The inventor tugged at a lock of his hair uncertainly. Until this moment he had never seriously considered the subject, but Morgan was clearly expecting an answer. And really, Edison, thought, who knows the limits of human ingenuity? It turns out that it’s possible to inscribe sound waves in wax and make dead matter remember living speech. Wires can be strung across the ocean, allowing conversations between continents. Men can fly and tread beneath the sea. This is an age of great discoveries, the morning of the Century of Man: when regarding himself in the mirror, Man found himself to be more like a god than he had ever before imagined.
A valet glided into the room, offering an assortment of crustacean cakes in a sauce hollandaise on a silver platter. The inventor popped one into his mouth and chewed thoughtfully, briefly investigating the anatomy of the arthropod with his tongue, before answering.
“Why, I’d estim
ate it to be possible. After all, it could maybe take a hundred years before the secret of time travel is discovered. But when it is . . .” He paused, enjoying the rapt attention of his audience as the financier and his wife, secretary and reporter, all leaned toward him.

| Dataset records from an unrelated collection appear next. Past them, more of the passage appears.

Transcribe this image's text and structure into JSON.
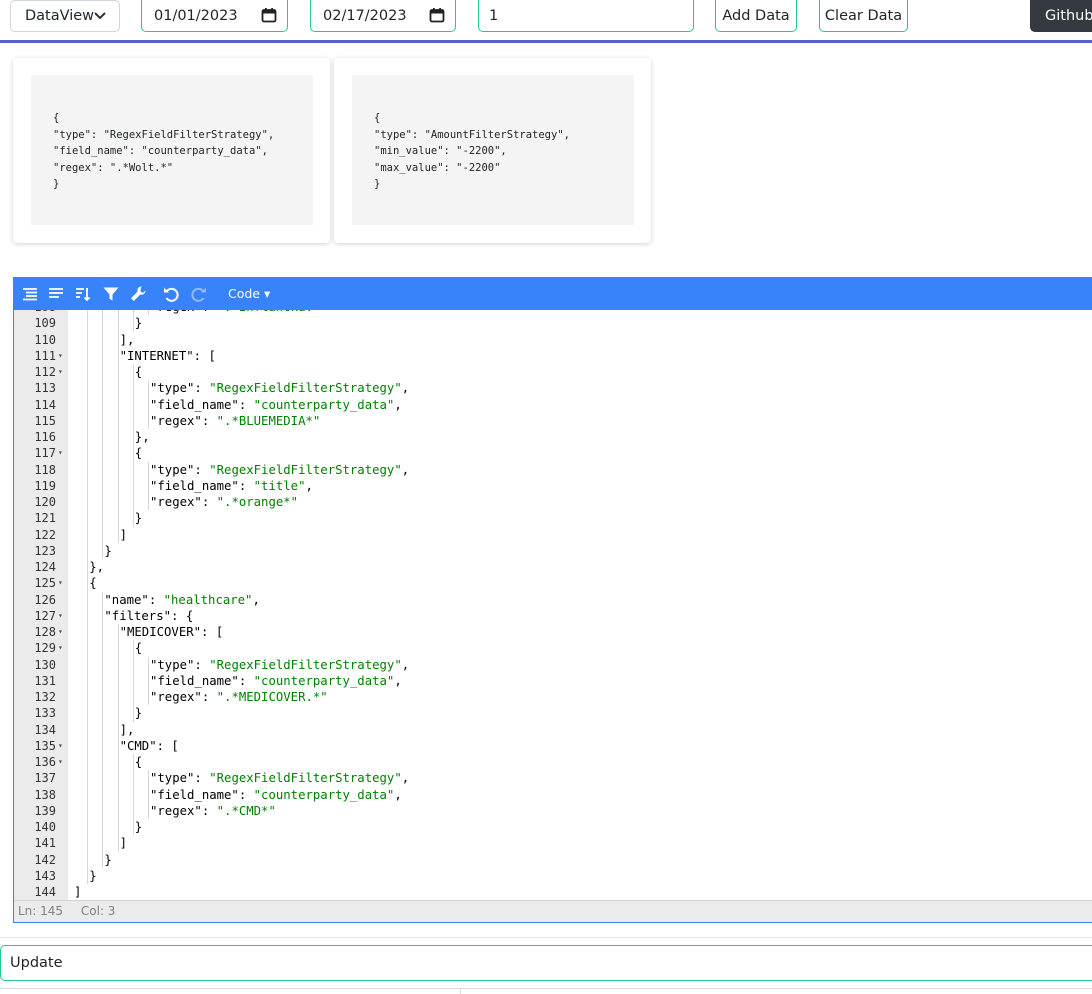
{
  "toolbar": {
    "view_select": "DataView",
    "start_date": "01/01/2023",
    "end_date": "02/17/2023",
    "number_value": "1",
    "add_label": "Add Data",
    "clear_label": "Clear Data",
    "github_label": "Github"
  },
  "cards": [
    {
      "text": "{\n\"type\": \"RegexFieldFilterStrategy\",\n\"field_name\": \"counterparty_data\",\n\"regex\": \".*Wolt.*\"\n}"
    },
    {
      "text": "{\n\"type\": \"AmountFilterStrategy\",\n\"min_value\": \"-2200\",\n\"max_value\": \"-2200\"\n}"
    }
  ],
  "editor": {
    "mode_label": "Code ▾",
    "status": {
      "line": "Ln: 145",
      "col": "Col: 3"
    },
    "menu_icons": [
      "format-icon",
      "compact-icon",
      "sort-icon",
      "filter-icon",
      "repair-icon",
      "undo-icon",
      "redo-icon"
    ],
    "lines": [
      {
        "n": "108",
        "ind": 6,
        "k": "regex",
        "v": "\".*Inflancka.*\"",
        "t": ""
      },
      {
        "n": "109",
        "ind": 5,
        "t": "}"
      },
      {
        "n": "110",
        "ind": 4,
        "t": "],"
      },
      {
        "n": "111",
        "ind": 4,
        "f": true,
        "k": "INTERNET",
        "t": ": ["
      },
      {
        "n": "112",
        "ind": 5,
        "f": true,
        "t": "{"
      },
      {
        "n": "113",
        "ind": 6,
        "k": "type",
        "v": "\"RegexFieldFilterStrategy\"",
        "t": ","
      },
      {
        "n": "114",
        "ind": 6,
        "k": "field_name",
        "v": "\"counterparty_data\"",
        "t": ","
      },
      {
        "n": "115",
        "ind": 6,
        "k": "regex",
        "v": "\".*BLUEMEDIA*\"",
        "t": ""
      },
      {
        "n": "116",
        "ind": 5,
        "t": "},"
      },
      {
        "n": "117",
        "ind": 5,
        "f": true,
        "t": "{"
      },
      {
        "n": "118",
        "ind": 6,
        "k": "type",
        "v": "\"RegexFieldFilterStrategy\"",
        "t": ","
      },
      {
        "n": "119",
        "ind": 6,
        "k": "field_name",
        "v": "\"title\"",
        "t": ","
      },
      {
        "n": "120",
        "ind": 6,
        "k": "regex",
        "v": "\".*orange*\"",
        "t": ""
      },
      {
        "n": "121",
        "ind": 5,
        "t": "}"
      },
      {
        "n": "122",
        "ind": 4,
        "t": "]"
      },
      {
        "n": "123",
        "ind": 3,
        "t": "}"
      },
      {
        "n": "124",
        "ind": 2,
        "t": "},"
      },
      {
        "n": "125",
        "ind": 2,
        "f": true,
        "t": "{"
      },
      {
        "n": "126",
        "ind": 3,
        "k": "name",
        "v": "\"healthcare\"",
        "t": ","
      },
      {
        "n": "127",
        "ind": 3,
        "f": true,
        "k": "filters",
        "t": ": {"
      },
      {
        "n": "128",
        "ind": 4,
        "f": true,
        "k": "MEDICOVER",
        "t": ": ["
      },
      {
        "n": "129",
        "ind": 5,
        "f": true,
        "t": "{"
      },
      {
        "n": "130",
        "ind": 6,
        "k": "type",
        "v": "\"RegexFieldFilterStrategy\"",
        "t": ","
      },
      {
        "n": "131",
        "ind": 6,
        "k": "field_name",
        "v": "\"counterparty_data\"",
        "t": ","
      },
      {
        "n": "132",
        "ind": 6,
        "k": "regex",
        "v": "\".*MEDICOVER.*\"",
        "t": ""
      },
      {
        "n": "133",
        "ind": 5,
        "t": "}"
      },
      {
        "n": "134",
        "ind": 4,
        "t": "],"
      },
      {
        "n": "135",
        "ind": 4,
        "f": true,
        "k": "CMD",
        "t": ": ["
      },
      {
        "n": "136",
        "ind": 5,
        "f": true,
        "t": "{"
      },
      {
        "n": "137",
        "ind": 6,
        "k": "type",
        "v": "\"RegexFieldFilterStrategy\"",
        "t": ","
      },
      {
        "n": "138",
        "ind": 6,
        "k": "field_name",
        "v": "\"counterparty_data\"",
        "t": ","
      },
      {
        "n": "139",
        "ind": 6,
        "k": "regex",
        "v": "\".*CMD*\"",
        "t": ""
      },
      {
        "n": "140",
        "ind": 5,
        "t": "}"
      },
      {
        "n": "141",
        "ind": 4,
        "t": "]"
      },
      {
        "n": "142",
        "ind": 3,
        "t": "}"
      },
      {
        "n": "143",
        "ind": 2,
        "t": "}"
      },
      {
        "n": "144",
        "ind": 1,
        "t": "]"
      }
    ]
  },
  "update_label": "Update"
}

“Well, then,” Edison continued, “couldn’t our visitors from the future travel back in time to the present with their device? Thus guaranteeing, if you see my point, the eventual arrival of a time machine if such a thing was ever invented. In fact, I’ll tell you, I wouldn’t be too surprised if travelers from the future arrived in Central Park tomorrow.”

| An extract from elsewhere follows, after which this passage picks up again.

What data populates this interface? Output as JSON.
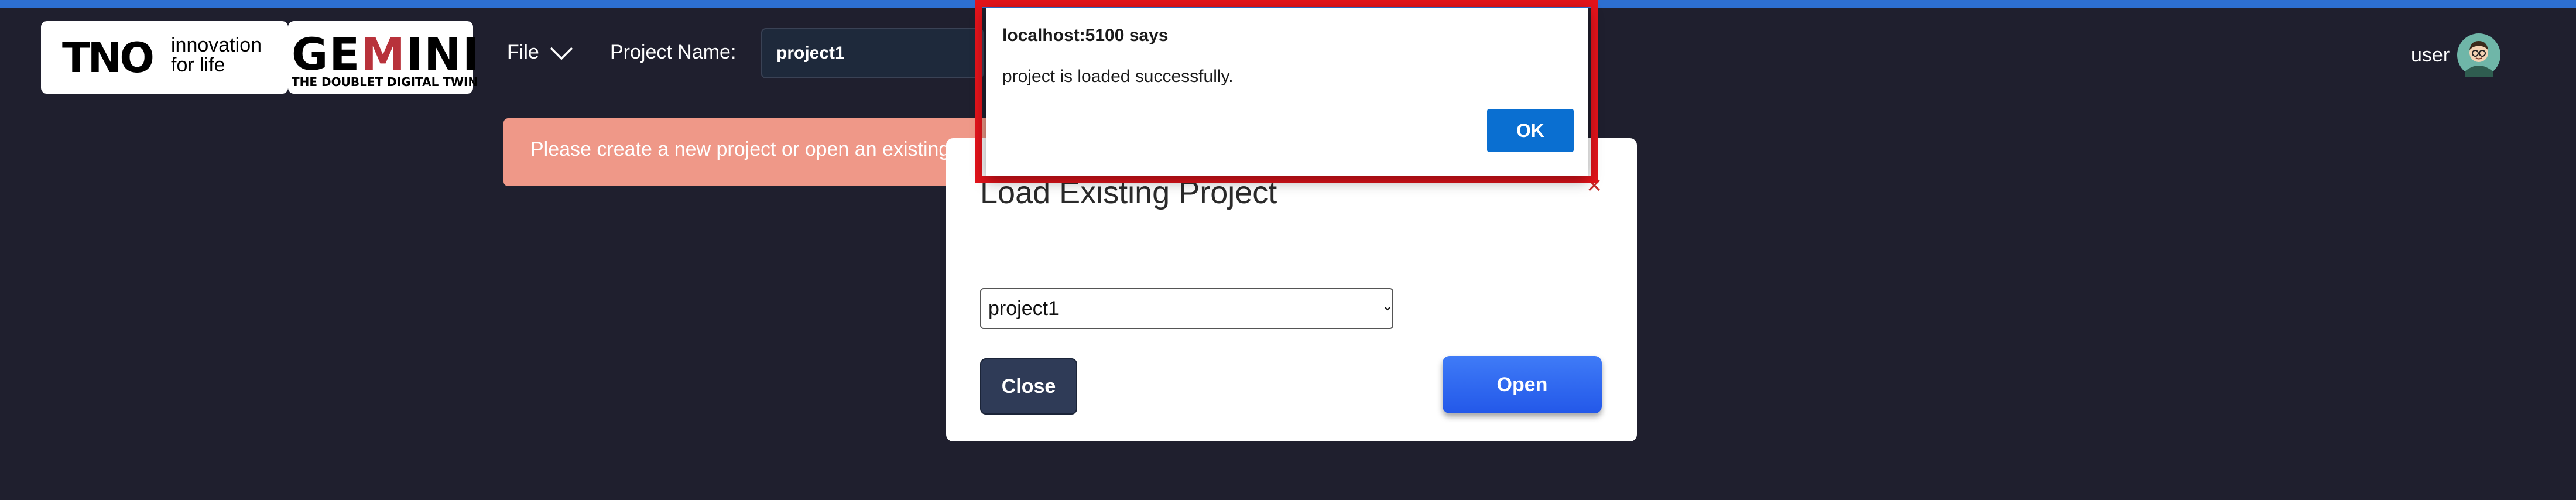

He peered at Morgan, wondering what the walrus—calculating, subtle walrus—was thinking. In general, scientifically illiterate men like Morgan bored Edison. At certain moments he even despised Morgan for being a money man, born rich and pampered. But he also knew that soirees like this had to be endured in exchange for the things that Morgan could provide: the favors and funding necessary to power his invention factory. And whatever else might be the case, Edison reflected, the walrus wasn’t afraid to think big—to think about changing the world.
The financier leaned back on the sofa and sipped his sherry. “And tell me, Mr. Edison, how would you locate these time travelers if they arrived?”
A decade ago a question like this would have sent the inventor scrambling for a book and slide rule, but since then countless newspaper interviews have accustomed him to answering with quips and certainties plucked from thin air. Tate finished tapping out the question on his shoulder, and Edison shrugged. “Seems to me—if you want to catch a bigger mouse, build a bigger mousetrap.”
The financier frowned. “What do you mean, sir?”
“Well . . .” Edison drew a deep breath, closing his eyes.
For years he had been telling people that genius was ninety-nine percent perspiration—but privately he knew it was the other one percent, the inspiration, that made all the difference. And maybe it was the thought of the mining experiments he had started in the New Jersey hills, or his recent work on the kinetoscope—the mechanical challenge of framing a single fixed point of reference among a blur of still photographs, to make an image from the past return to life—or maybe it was simply the weight of Morgan’s silent stare. But sitting in the financier’s parlor, a sudden half-formed insight, and with it a tingle of long-absent wonder, came to Thomas Edison.